I've been struggling with this difficult RC circuit that asks for the voltage, Vo, across the R4 resistor.
Edit: Assume that the switch has been opened for a long time, before it is closed at time t = 0 s.
I've already calculated the equivalent resistance for the circuit to be 0.75 ohms, under the condition of the switch closing at t=0 seconds. From there, I found the time constant to be 1.5 seconds. That being said, I am unsure as to how to proceed in solving for Vo.

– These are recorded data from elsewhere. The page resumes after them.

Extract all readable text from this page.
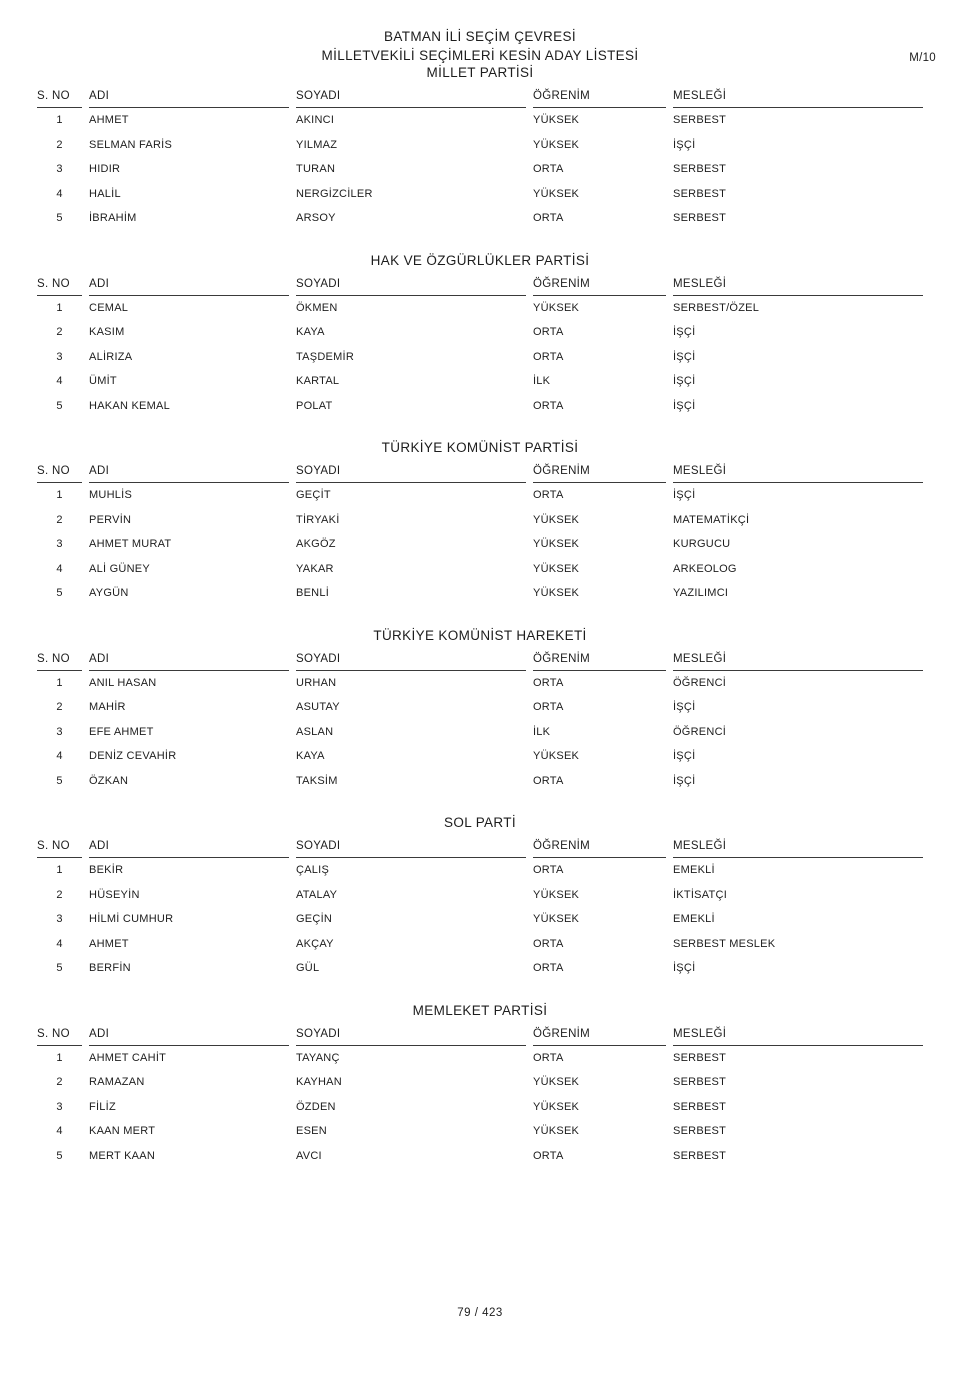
M/10
BATMAN İLİ SEÇİM ÇEVRESİ
MİLLETVEKİLİ SEÇİMLERİ KESİN ADAY LİSTESİ
MİLLET PARTİSİ
S. NO	ADI	SOYADI	ÖĞRENİM	MESLEĞİ
1	AHMET	AKINCI	YÜKSEK	SERBEST
2	SELMAN FARİS	YILMAZ	YÜKSEK	İŞÇİ
3	HIDIR	TURAN	ORTA	SERBEST
4	HALİL	NERGİZCİLER	YÜKSEK	SERBEST
5	İBRAHİM	ARSOY	ORTA	SERBEST
HAK VE ÖZGÜRLÜKLER PARTİSİ
S. NO	ADI	SOYADI	ÖĞRENİM	MESLEĞİ
1	CEMAL	ÖKMEN	YÜKSEK	SERBEST/ÖZEL
2	KASIM	KAYA	ORTA	İŞÇİ
3	ALİRIZA	TAŞDEMİR	ORTA	İŞÇİ
4	ÜMİT	KARTAL	İLK	İŞÇİ
5	HAKAN KEMAL	POLAT	ORTA	İŞÇİ
TÜRKİYE KOMÜNİST PARTİSİ
S. NO	ADI	SOYADI	ÖĞRENİM	MESLEĞİ
1	MUHLİS	GEÇİT	ORTA	İŞÇİ
2	PERVİN	TİRYAKİ	YÜKSEK	MATEMATİKÇİ
3	AHMET MURAT	AKGÖZ	YÜKSEK	KURGUCU
4	ALİ GÜNEY	YAKAR	YÜKSEK	ARKEOLOG
5	AYGÜN	BENLİ	YÜKSEK	YAZILIMCI
TÜRKİYE KOMÜNİST HAREKETİ
S. NO	ADI	SOYADI	ÖĞRENİM	MESLEĞİ
1	ANIL HASAN	URHAN	ORTA	ÖĞRENCİ
2	MAHİR	ASUTAY	ORTA	İŞÇİ
3	EFE AHMET	ASLAN	İLK	ÖĞRENCİ
4	DENİZ CEVAHİR	KAYA	YÜKSEK	İŞÇİ
5	ÖZKAN	TAKSİM	ORTA	İŞÇİ
SOL PARTİ
S. NO	ADI	SOYADI	ÖĞRENİM	MESLEĞİ
1	BEKİR	ÇALIŞ	ORTA	EMEKLİ
2	HÜSEYİN	ATALAY	YÜKSEK	İKTİSATÇI
3	HİLMİ CUMHUR	GEÇİN	YÜKSEK	EMEKLİ
4	AHMET	AKÇAY	ORTA	SERBEST MESLEK
5	BERFİN	GÜL	ORTA	İŞÇİ
MEMLEKET PARTİSİ
S. NO	ADI	SOYADI	ÖĞRENİM	MESLEĞİ
1	AHMET CAHİT	TAYANÇ	ORTA	SERBEST
2	RAMAZAN	KAYHAN	YÜKSEK	SERBEST
3	FİLİZ	ÖZDEN	YÜKSEK	SERBEST
4	KAAN MERT	ESEN	YÜKSEK	SERBEST
5	MERT KAAN	AVCI	ORTA	SERBEST
79 / 423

I was under the assumption that, for t < 0, the left side of the switch would indicate what the initial voltage of the capacitor would be. Since the capacitor lies parallel to the V1 voltage source, I presumed that Vc(0-) = Vc(t=0) = 12 V. Now, I am unsure if this is correct, but since no current flows into the capacitor, it would represent as an open circuit. From that point, it's to my understanding that the final voltage, V_f (where t goes to infinity), needs to be found in order to solve for the voltage across capacitor, vc(t), which represents the following equation:
*vc(t) = V_f + [Vc(t=0) – V_f]e^(-t/RC)
Now I'm not sure how exactly does this relate to finding the voltage across resistor R4, but I do know that as time goes to infinity, the total current flows only through the short circuit of the switch. But is there any part where I'm wrong in my line of thinking? If I simplify the original circuit down to just the R4 resistor, the combined voltage sources, and another equivalent resistor, would that be the final step in solving for Vo?
Best Answer
Ignore the capacitor to calculate the output voltage just before the switch opens.
Ignore the capacitor to calculate the output voltage a very long time after the switch closes.
It goes from one voltage to the other with a time constant of 1.5 seconds- so you know there's a term \$e^{-t/\tau}\$ in the answer.